Breaking: Germany Overtakes UK as Top European Target for Ransomware Attacks
Germany has reclaimed its position as the primary focus of cyber extortion in Europe, with data leak site (DLS) posts nearly doubling in 2025. According to Google Threat Intelligence (GTI), German organizations saw a staggering 92% increase in leaked data compared to 2024—triple the European average. This surge marks a sharp reversal from the relative calm of 2024, when the United Kingdom led in DLS victims.
"Germany is once again under siege from cyber criminal groups," said Jamie Collier, a senior threat analyst at GTI. "The speed and scale of this resurgence have caught many off guard, and it reflects a deliberate pivot by attackers targeting the country's advanced, digitized industrial base."
The uptick in German attacks is part of a broader global trend: DLS posts rose nearly 50% worldwide in 2025. However, GTI data reveals that German infrastructure is being hit harder and faster than any other European nation.
Why Germany? A 'Ripe Market' for Extortion
Germany's appeal to threat actors is not due to its sheer number of companies—France and Italy have more active enterprises. Instead, its status as Europe's largest economy with a highly digitized Mittelstand (small and midsized enterprises) makes it a prime target. Many of these firms lack the robust cybersecurity defenses seen in larger North American or UK corporations.
"The German Mittelstand is a 'ripe market' for extortion groups," explained Robin Grunewald, a GTI researcher. "These companies are profitable, digitally connected, but often underprepared for sophisticated ransomware attacks."
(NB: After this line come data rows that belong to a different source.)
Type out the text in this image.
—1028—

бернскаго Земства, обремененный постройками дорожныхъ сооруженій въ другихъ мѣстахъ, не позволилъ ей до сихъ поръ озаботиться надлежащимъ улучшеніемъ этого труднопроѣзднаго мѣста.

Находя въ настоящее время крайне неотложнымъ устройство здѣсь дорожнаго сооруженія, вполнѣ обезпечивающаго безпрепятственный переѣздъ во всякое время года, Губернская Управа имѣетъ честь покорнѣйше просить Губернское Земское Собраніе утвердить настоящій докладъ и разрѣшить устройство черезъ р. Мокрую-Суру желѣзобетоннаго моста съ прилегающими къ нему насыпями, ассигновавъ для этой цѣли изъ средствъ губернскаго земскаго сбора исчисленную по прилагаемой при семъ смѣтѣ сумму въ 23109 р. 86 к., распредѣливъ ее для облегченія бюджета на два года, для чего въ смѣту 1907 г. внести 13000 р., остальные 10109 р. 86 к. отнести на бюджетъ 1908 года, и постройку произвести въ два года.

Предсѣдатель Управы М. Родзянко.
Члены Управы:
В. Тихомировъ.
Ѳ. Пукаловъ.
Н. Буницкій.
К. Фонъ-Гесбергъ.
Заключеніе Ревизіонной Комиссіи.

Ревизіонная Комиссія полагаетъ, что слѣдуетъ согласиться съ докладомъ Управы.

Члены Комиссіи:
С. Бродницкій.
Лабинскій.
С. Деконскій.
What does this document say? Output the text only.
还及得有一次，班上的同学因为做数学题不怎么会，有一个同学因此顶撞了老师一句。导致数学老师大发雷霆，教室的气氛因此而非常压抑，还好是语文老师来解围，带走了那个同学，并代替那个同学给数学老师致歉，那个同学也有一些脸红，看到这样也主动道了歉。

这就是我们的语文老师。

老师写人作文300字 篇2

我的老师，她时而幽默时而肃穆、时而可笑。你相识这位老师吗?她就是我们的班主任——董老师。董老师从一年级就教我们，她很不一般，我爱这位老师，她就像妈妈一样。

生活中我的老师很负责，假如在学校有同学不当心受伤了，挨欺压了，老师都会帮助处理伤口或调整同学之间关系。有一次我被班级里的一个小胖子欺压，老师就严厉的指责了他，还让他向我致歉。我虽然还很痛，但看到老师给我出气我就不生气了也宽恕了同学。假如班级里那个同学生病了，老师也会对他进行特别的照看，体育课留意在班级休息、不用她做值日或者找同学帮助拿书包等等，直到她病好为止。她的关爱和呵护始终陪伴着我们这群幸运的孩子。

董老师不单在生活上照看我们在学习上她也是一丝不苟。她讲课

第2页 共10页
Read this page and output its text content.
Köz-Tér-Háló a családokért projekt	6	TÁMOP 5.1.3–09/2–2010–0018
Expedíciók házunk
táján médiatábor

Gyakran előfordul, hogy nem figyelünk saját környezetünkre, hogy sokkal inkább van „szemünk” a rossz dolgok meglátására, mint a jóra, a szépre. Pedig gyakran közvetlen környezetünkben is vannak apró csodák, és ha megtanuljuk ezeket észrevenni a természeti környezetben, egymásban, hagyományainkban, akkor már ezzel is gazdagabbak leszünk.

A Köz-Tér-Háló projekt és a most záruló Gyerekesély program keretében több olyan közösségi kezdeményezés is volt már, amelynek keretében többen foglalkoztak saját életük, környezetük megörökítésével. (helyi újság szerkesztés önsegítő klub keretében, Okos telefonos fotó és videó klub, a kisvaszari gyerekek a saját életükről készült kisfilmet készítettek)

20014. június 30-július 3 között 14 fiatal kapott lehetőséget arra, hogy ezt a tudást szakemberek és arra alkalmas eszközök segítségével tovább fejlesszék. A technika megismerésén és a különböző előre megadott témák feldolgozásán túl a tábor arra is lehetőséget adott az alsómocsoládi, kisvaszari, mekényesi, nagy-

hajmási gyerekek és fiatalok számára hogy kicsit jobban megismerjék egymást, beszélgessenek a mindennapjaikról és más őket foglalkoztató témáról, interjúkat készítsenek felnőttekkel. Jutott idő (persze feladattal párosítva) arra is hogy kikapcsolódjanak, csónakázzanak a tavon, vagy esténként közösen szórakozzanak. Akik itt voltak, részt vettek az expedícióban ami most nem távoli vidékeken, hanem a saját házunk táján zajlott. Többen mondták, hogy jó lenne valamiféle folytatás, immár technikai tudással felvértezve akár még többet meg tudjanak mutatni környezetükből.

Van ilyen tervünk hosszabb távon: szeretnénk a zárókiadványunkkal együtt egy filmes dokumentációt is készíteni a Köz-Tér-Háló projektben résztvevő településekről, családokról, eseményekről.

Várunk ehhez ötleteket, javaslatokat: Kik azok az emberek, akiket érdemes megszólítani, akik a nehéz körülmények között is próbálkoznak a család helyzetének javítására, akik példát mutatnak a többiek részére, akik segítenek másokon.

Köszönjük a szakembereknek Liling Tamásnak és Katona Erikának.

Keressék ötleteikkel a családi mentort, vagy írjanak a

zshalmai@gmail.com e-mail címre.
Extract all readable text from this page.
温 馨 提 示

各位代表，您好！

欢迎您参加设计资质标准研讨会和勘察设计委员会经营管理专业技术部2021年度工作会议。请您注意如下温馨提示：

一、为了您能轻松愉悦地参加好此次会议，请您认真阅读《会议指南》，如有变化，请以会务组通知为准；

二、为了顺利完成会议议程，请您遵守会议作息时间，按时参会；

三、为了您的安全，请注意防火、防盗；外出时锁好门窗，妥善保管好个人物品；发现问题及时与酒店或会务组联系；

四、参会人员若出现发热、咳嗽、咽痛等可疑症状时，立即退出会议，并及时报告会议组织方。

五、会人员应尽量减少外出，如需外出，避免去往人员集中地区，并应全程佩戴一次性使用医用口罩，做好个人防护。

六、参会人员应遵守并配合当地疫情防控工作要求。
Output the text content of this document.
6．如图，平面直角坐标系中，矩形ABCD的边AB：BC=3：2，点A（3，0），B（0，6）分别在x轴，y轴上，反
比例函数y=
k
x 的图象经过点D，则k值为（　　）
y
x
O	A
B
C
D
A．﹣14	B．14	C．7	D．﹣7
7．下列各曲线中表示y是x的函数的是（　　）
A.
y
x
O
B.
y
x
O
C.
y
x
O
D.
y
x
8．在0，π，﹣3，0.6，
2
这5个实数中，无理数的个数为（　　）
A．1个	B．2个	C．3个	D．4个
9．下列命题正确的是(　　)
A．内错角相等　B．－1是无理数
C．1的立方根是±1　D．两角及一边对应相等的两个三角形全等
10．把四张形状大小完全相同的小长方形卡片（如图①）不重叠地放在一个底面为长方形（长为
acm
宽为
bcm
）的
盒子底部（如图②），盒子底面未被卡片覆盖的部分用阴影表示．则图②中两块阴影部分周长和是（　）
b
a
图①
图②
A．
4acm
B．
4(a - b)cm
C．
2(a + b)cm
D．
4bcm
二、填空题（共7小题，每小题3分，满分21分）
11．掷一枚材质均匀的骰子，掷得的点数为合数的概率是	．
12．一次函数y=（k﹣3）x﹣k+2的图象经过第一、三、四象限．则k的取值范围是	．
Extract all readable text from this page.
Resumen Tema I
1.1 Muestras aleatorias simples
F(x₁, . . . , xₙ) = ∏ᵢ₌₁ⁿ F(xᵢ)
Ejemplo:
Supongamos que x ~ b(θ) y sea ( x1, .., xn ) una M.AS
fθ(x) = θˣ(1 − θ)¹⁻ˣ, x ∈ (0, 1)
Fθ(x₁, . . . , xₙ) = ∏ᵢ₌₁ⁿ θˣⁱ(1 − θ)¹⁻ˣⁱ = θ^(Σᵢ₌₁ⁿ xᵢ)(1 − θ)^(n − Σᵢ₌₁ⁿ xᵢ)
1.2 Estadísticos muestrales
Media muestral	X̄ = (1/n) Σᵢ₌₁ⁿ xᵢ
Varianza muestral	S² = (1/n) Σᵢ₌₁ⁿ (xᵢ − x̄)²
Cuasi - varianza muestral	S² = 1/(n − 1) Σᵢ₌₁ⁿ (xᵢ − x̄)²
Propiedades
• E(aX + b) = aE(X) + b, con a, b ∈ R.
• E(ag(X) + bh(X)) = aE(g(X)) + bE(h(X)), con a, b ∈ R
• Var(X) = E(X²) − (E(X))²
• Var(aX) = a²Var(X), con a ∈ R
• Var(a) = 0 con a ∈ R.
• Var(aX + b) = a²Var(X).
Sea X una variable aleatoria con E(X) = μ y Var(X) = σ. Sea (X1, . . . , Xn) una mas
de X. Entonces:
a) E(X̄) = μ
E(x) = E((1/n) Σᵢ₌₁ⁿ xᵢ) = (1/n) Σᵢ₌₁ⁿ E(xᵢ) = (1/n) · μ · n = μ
Background: The Cyber Criminal Shift from English to Non-English Speaking Nations
After a period where UK-based organizations dominated DLS postings in 2024, the landscape has flipped. Non-English speaking nations—particularly Germany—are now experiencing a surge, while postings for UK targets have cooled. This shift is driven by two key developments.
- AI-Powered Localization: Cyber criminals are using artificial intelligence to automate high-quality translations and cultural adaptations of their phishing and ransom notes. This erodes the historical protection that language barriers once provided.
- Evolving Victim Profiles: Larger "big game" targets in the U.S. and UK have improved their security postures or turned to cyber insurance to resolve incidents privately. As a result, threat actors are moving down the value chain to German Mittelstand companies that are less likely to have insurance and more likely to pay ransoms quickly.
GTI's Threat Intelligence Group (GTIG) has observed multiple criminal groups actively recruiting access brokers to infiltrate German companies. For instance, the threat actor known as Sarcoma has been targeting businesses in Germany since November 2024, offering a cut of extortion fees to those who provide initial access.
What This Means: Urgent Implications for Germany and Europe
The 92% spike in German data leaks signals a fundamental shift in cyber criminal strategy. With AI lowering the barriers to effective targeting, no region can rely on linguistic isolation. German authorities and businesses must treat this as a systemic threat, not a temporary spike.
"This is a wake-up call for the entire European ecosystem," said Collier. "Investments in cyber resilience, employee training, and incident response are no longer optional—they are existential."
Organizations should prioritize patching known vulnerabilities, implementing multi-factor authentication, and segmenting networks to limit the blast radius of an attack. The German government may also need to consider new reporting requirements for ransomware incidents, as underreporting remains a significant challenge.
For the Mittelstand, the path forward is clear: adopt the cybersecurity frameworks used by larger peers, or face a growing risk of extortion, data leaks, and reputational damage. The window to act is narrowing.